ELEV does not just specify a pattern of causal organization. It describes a system’s possible states, and it specifies instructions governing how to transit between those states. Implementing the model requires an ability to instantiate states specified by the model. For instance, a physical system implements ELEV only if it can travel between the first and second floors of some building. Only then can it obey an instruction such as: If the door is closed and the system is on the first floor, and if button U is pressed, then transit to having the door closed and to being located on the second floor. The machine from the parable cannot travel between floors, so it does not implement ELEV. It implements a distinct FSM, which I will call “ELEV*”, whose machine table is given by Figure

  1. But it does not implement ELEV, even though it instantiates the causal pattern dictated by ELEV. Thus, ELEV is a counterexample to structuralism. ELEV is an extremely simplistic FSM. Contemporary science offers numerous more realistic counterexamples that illustrate the same point.
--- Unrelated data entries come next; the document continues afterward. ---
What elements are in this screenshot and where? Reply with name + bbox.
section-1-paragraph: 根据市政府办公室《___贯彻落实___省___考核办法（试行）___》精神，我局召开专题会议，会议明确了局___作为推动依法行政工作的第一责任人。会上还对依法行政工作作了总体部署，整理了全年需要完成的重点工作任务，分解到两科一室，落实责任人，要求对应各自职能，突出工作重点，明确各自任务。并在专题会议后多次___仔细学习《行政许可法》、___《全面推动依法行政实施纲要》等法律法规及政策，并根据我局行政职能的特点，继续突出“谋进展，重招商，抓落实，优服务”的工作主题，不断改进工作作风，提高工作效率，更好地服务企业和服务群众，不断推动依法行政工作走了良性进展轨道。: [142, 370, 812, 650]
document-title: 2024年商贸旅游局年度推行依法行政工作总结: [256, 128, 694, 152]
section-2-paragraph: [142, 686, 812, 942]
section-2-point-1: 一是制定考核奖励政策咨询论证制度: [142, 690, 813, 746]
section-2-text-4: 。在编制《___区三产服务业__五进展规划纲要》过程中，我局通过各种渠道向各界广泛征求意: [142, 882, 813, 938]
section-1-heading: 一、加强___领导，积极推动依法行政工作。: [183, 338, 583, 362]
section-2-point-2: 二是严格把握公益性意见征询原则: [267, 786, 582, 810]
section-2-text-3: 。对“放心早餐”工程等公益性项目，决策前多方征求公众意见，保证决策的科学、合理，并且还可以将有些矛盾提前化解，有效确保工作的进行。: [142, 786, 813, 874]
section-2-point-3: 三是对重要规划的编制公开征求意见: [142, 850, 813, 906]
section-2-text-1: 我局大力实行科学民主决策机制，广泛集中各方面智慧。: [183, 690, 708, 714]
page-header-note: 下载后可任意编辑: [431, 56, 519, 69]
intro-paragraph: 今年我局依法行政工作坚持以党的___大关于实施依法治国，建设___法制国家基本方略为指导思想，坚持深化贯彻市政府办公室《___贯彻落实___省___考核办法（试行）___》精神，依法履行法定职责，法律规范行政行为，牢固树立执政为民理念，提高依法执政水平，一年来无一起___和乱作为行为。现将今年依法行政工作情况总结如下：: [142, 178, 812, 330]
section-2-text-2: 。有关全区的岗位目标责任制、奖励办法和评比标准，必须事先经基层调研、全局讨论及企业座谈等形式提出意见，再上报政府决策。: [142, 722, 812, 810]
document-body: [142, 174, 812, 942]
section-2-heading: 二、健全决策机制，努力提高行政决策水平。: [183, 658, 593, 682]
For example, the far more sophisticated elevator FSM discussed by Vahid and Givargis (2002, p. 211) encodes instructions that begin as follows: “Move the elevator either up or down to reach the target floor. Once at the target floor, open the door for at least 10 seconds, and keep it open until the target floor change.” Similarly, Patterson and Hennessy (2005, p. C-69) introduce a traffic light FSM that includes states such as the traffic light is green in the north-south direction and the traffic light is green in the east-west direction. Any textbook on embedded systems design discusses additional FSMs with non- structuralist implementation conditions: alarm clocks, seatbelt detection systems, aviation

controllers, and so on. Robotics is also a rich source of counterexamples. The robot car Junior (Montemerlo, et al., 2008, pp. 114-115) implements a FSM whose states include: LOCATE_VEHICLE: “the robot estimates its initial position... and starts road driving or parking lot navigation, whichever is appropriate” CROSS_INTERSECTION: “the robot waits if it is safe to cross an intersection (e.g., during merging), or until the intersection is clear (if it is an all-way stop intersection)” UTURN_STOP: “the robot is stopping in preparation for a U-turn” and so on. Implementing Junior’s FSM requires an ability to drive, to wait at intersections, and so on. Murphy (2000, pp. 174-184) offers several FSMs that illustrate the same point: a robot that moves through an obstacle course; a robot that seeks, retrieves, and relocates trash; and so on. Each FSM encodes instructions, such as move towards trash and grab trash , that outstrip any relevant pattern of causal organization. Each FSM is a counterexample to structuralism. A core idea underlying structuralism is that machine states are individuated functionally , i.e. by their roles in a pattern of causal organization. Structuralism makes this idea precise by invoking isomorphisms between formal structure and causal structure. A machine state is individuated by its place in a “causal structure isomorphism type” induced by the formal model. The foregoing FSMs undermine this approach. Each FSM includes at least one machine state whose nature outstrips its place in the “causal structure isomorphism type” induced by the formal model. States such as being located on the first floor and waiting at an intersection have non- functional natures that go beyond any relevant pattern of causal organization. My descriptivist theory accommodates each of these FSMs by postulating a state space description < S , I , , s 0 > whose state space S contains the desired non-functional states.